I don’t blame him, or parents, or whoever-you-are to have believed this “religious” strategy, but I’m not perfectly sure of the result either. If you use religion and its fear-of-punishment strategy to protect your child against modernization devils such as teen pregnancy, pornography, homosexuality, and even criminality, you should be prepare for unexpected results. Why? Because it eliminates the “common sense” factor of human biology, media influence, and the increasing accessibility of modern information technology.

Moral issues isn’t something that can only be taught through religion, although religion does teach us about morality. But what about the universal law of “do unto others as you would have them do to you?” To me, it is pretty clear that you are not allowed to steal anything from anyone, not because religion forbids you, not because you’re going to be fried in hell, but because you are causing pain and discomfort to other people!

That is why I prefer basic moralities concepts first and religion later, as a strategy to guide anyone to be kind, polite, and, properly behaved according to the society. I also think that it is better for children to learn about religion at later stages of their life instead of being bombarded by doctrines since the very beginning of their life.

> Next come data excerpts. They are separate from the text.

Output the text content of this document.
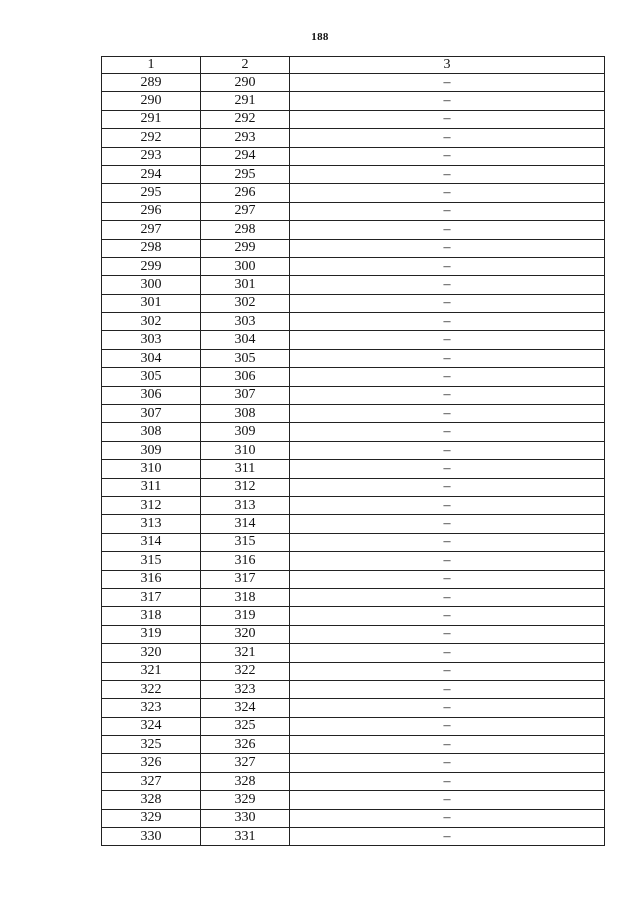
188
1	2	3
289	290	–
290	291	–
291	292	–
292	293	–
293	294	–
294	295	–
295	296	–
296	297	–
297	298	–
298	299	–
299	300	–
300	301	–
301	302	–
302	303	–
303	304	–
304	305	–
305	306	–
306	307	–
307	308	–
308	309	–
309	310	–
310	311	–
311	312	–
312	313	–
313	314	–
314	315	–
315	316	–
316	317	–
317	318	–
318	319	–
319	320	–
320	321	–
321	322	–
322	323	–
323	324	–
324	325	–
325	326	–
326	327	–
327	328	–
328	329	–
329	330	–
330	331	–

I don’t disagree with religious parents, but if you don’t give your child adequate reasons which was based on the universal law of kindness, be prepared if one day fear itself will not stop them from being and a**hole loser (or a bomber, your choice).

Without a proper and sufficient understanding about basic moralities, anyone could possibly get lost in religious doctrines. This theory has recently got its support with the outbreak of NII and their brain-wash strategy. It’s amazing how religion and its fear-of-punishment could do to someone, isn’t it? It haunts them and took over their common sense, making them believe that killing in the name of God, and hating someone else for having different religions, is acceptable.